How did things go at your home studio when your son left?

 

We are going through some heartburn right now. For the first few days, we didn't tell his AD about his acceptance to the program - the last boy that went away was put through some fairly emotional stuff at the hands of the AD (to the point that his mother no longer talks to him - bad blood) - she didn't tell the AD because she knew that was likely. I decided to be honest and tell his AD and ask him for his advice - we are very grateful for what he has done for our son over the past year.

 

Well - instead of talking to us, he took our son aside last night and told him that he doesn't think he has the confidence in his dancing yet to go away and that UNCSA isn't a well-respected dance program.
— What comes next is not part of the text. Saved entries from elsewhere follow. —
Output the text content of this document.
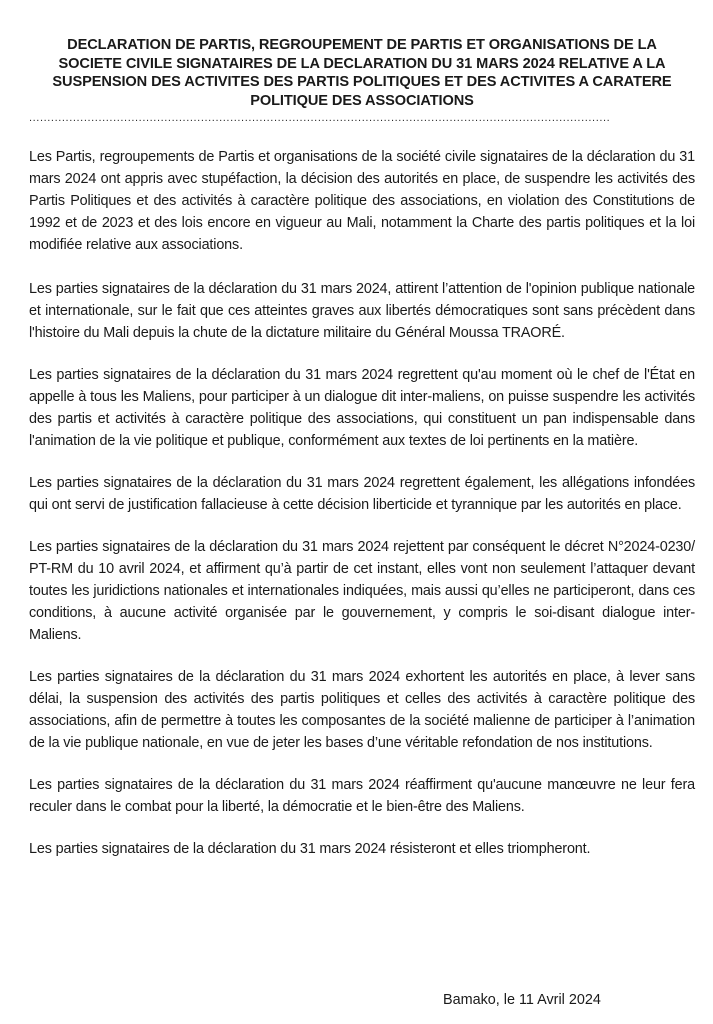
DECLARATION DE PARTIS, REGROUPEMENT DE PARTIS ET ORGANISATIONS DE LA SOCIETE CIVILE SIGNATAIRES DE LA DECLARATION DU 31 MARS 2024 RELATIVE A LA SUSPENSION DES ACTIVITES DES PARTIS POLITIQUES ET DES ACTIVITES A CARATERE POLITIQUE DES ASSOCIATIONS
...............................................................................................................................................................

Les Partis, regroupements de Partis et organisations de la société civile signataires de la déclaration du 31 mars 2024 ont appris avec stupéfaction, la décision des autorités en place, de suspendre les activités des Partis Politiques et des activités à caractère politique des associations, en violation des Constitutions de 1992 et de 2023 et des lois encore en vigueur au Mali, notamment la Charte des partis politiques et la loi modifiée relative aux associations.

Les parties signataires de la déclaration du 31 mars 2024, attirent l’attention de l'opinion publique nationale et internationale, sur le fait que ces atteintes graves aux libertés démocratiques sont sans précèdent dans l'histoire du Mali depuis la chute de la dictature militaire du Général Moussa TRAORÉ.

Les parties signataires de la déclaration du 31 mars 2024 regrettent qu'au moment où le chef de l'État en appelle à tous les Maliens, pour participer à un dialogue dit inter-maliens, on puisse suspendre les activités des partis et activités à caractère politique des associations, qui constituent un pan indispensable dans l'animation de la vie politique et publique, conformément aux textes de loi pertinents en la matière.

Les parties signataires de la déclaration du 31 mars 2024 regrettent également, les allégations infondées qui ont servi de justification fallacieuse à cette décision liberticide et tyrannique par les autorités en place.

Les parties signataires de la déclaration du 31 mars 2024 rejettent par conséquent le décret N°2024-0230/ PT-RM du 10 avril 2024, et affirment qu’à partir de cet instant, elles vont non seulement l’attaquer devant toutes les juridictions nationales et internationales indiquées, mais aussi qu’elles ne participeront, dans ces conditions, à aucune activité organisée par le gouvernement, y compris le soi-disant dialogue inter-Maliens.

Les parties signataires de la déclaration du 31 mars 2024 exhortent les autorités en place, à lever sans délai, la suspension des activités des partis politiques et celles des activités à caractère politique des associations, afin de permettre à toutes les composantes de la société malienne de participer à l’animation de la vie publique nationale, en vue de jeter les bases d’une véritable refondation de nos institutions.

Les parties signataires de la déclaration du 31 mars 2024 réaffirment qu'aucune manœuvre ne leur fera reculer dans le combat pour la liberté, la démocratie et le bien-être des Maliens.

Les parties signataires de la déclaration du 31 mars 2024 résisteront et elles triompheront.

Bamako, le 11 Avril 2024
He did this without including us in the conversation which I wasn't happy about.

 

After being overjoyed about his acceptance to a full-time program, our son was so confused last night - he said that he didn't want to go and asked me my opinion. I told him that it's his decision but that we should get some other opinions about his readiness and the program. On Saturday a well-respected [...] men's program director in the U.S. told us after seeing our son that it's important that he dance around other boys [....] We are going to talk to him more to clarify this as it's an important decision. Last night I told my son that I would call UNCSA and put the application on hold and he said not to do that and that he wanted to go shadow a student at UNCSA but he doesn't want to tell his AD.

 

I know that when I saw our son around other accomplished boys this weekend - I have never seen him happier or dancing with so much joy and focus. My gut tells me that it's important as much as my heart would love him to stay at home. And my gut also tells me that his AD is not ready to let him go but would love others perspective on how things went with their AD when they left for a full-time program.

 

I am going to call the small company in our state to see if our son could somehow dance with their male dancers somehow.....maybe that is the compromise for the next year?